Indices – 28th November 2010



First I want to take a look at the German DAX 30. As you can see here the German market had a nice rebound since the March ’09 lows. Moreover you can see that the Fibonacci Retracement levels were working pretty well. On the weekly chart below the next overhead resistance is around the 7200 level.



 


Compared to the Eurostoxx 50 the DAX shows some relative strength, especially since Europe’s solvency crisis. 




 

The next chart is showing the DAX in a shorter timeframe with a rising trend channel. At the moment the lower trendline is around 6000 points and the upper trendline is around 6950. Furthermore the RSI is showing a negative divergence because the price is rising while the RSI is declining. Usually such a divergence is indicating that a correction will occur.


Nevertheless I would not short such a strong index before he shows some weakness. For me the index first has to gap above the upper trendline which is shown in chart number three.
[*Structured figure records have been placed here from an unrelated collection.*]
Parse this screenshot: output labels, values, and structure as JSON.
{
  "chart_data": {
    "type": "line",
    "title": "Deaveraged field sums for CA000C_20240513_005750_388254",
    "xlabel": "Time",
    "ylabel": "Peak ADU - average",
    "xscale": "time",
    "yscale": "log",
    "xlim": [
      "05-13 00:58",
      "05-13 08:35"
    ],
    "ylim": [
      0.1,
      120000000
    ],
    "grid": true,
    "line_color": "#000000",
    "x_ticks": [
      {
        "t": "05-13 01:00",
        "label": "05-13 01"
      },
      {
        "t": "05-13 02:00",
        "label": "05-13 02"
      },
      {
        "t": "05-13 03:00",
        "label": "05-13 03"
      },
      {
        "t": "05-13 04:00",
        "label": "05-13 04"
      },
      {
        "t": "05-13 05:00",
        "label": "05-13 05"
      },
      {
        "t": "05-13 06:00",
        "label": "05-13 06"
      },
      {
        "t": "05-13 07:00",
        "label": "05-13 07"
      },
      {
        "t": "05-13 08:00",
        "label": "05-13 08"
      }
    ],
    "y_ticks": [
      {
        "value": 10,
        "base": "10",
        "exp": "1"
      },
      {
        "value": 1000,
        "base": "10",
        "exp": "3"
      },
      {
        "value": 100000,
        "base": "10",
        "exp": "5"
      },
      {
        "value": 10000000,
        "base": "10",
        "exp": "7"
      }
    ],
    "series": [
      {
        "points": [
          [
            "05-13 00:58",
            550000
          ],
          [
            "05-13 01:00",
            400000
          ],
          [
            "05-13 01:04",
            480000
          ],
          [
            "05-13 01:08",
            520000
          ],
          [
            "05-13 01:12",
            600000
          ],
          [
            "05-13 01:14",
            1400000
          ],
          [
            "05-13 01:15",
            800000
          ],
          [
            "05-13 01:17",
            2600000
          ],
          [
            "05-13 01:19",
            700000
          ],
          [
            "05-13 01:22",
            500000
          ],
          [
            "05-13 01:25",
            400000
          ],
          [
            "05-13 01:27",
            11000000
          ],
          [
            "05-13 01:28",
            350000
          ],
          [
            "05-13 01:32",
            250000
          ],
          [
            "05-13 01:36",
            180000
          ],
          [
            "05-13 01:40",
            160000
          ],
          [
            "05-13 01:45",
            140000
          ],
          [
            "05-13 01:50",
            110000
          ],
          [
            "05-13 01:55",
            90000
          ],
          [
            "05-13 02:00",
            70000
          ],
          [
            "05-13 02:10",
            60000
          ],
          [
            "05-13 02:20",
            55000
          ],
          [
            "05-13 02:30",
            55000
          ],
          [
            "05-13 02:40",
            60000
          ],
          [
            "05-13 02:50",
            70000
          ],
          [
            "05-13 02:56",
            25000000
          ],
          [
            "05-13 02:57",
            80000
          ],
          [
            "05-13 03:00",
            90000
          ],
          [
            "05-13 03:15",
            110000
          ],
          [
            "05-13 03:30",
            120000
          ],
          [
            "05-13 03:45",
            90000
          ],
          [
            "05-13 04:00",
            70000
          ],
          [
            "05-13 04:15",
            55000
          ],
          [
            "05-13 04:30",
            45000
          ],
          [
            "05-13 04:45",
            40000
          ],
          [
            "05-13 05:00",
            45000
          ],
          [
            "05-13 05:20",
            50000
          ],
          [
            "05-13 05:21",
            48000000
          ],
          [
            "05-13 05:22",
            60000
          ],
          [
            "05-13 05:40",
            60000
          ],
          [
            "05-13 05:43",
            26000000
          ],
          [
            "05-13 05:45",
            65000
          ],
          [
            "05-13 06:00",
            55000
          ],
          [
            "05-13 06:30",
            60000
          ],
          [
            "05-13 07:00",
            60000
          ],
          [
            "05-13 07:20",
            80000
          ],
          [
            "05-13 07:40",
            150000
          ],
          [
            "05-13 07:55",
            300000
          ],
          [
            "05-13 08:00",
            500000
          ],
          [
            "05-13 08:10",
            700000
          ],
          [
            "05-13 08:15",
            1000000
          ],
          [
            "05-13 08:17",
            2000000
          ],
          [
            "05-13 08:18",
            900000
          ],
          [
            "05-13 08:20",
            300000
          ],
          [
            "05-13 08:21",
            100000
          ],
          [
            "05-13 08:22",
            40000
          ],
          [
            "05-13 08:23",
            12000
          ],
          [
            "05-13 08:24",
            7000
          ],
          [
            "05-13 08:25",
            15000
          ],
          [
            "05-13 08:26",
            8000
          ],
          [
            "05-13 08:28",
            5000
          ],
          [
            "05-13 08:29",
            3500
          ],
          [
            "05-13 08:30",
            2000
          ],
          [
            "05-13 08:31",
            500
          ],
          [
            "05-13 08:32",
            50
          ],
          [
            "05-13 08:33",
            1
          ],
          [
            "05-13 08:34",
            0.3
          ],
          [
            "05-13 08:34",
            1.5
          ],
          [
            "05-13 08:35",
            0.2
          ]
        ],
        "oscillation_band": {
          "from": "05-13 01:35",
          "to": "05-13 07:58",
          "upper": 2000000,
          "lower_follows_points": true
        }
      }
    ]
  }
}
And if that gap up is combined with a doij candlestick, then I am looking to short the DAX if the breakout could not hold support of the upper trendline. The other short possibility is if the trend since mid-October in chart number 4 breaks. To short the DAX is nowadays very dangerous. In my opinion the Eurostoxx 50 would be the better short candidate.



 


Now let’s take a look at the Eurostoxx 50.






During the last year the index is trading more or less sideways, but the next chart shows why the index could be a potential short candidate.



 
 

This chart shows that the index is forming a bearish wedge and if it breaks it could go down pretty fast. As you can see the RSI showed a few weeks ago a bearish divergence before the Eurostoxx 50 declined.
In the very short term the index formed a bullish hammer on Friday. This could be a great swing trade on the long side with a well defined stop in form of the rising trendline.

The US-indices are also at interesting levels. During the last week and a half the Dow Jones Industrial and the S&P 500 were trading in a very tight range. In the DJIA the levels to watch are around 11200 and 11000 and in the S&P 500 at 1200 and 1172. If one of these levels breaks the indices will move further down or up in the direction of the break.




 

The next support on the downside could be around 10700 in the DJIA and 1150 in the S&P. On the upside the old highs would be resistance.



So that’s it for today! Good luck and take care. 




A quick reminder:
Everything posted at this blog is for educational purposes only and should never be conceived as recommendation for buying and selling anything. You must do your own research.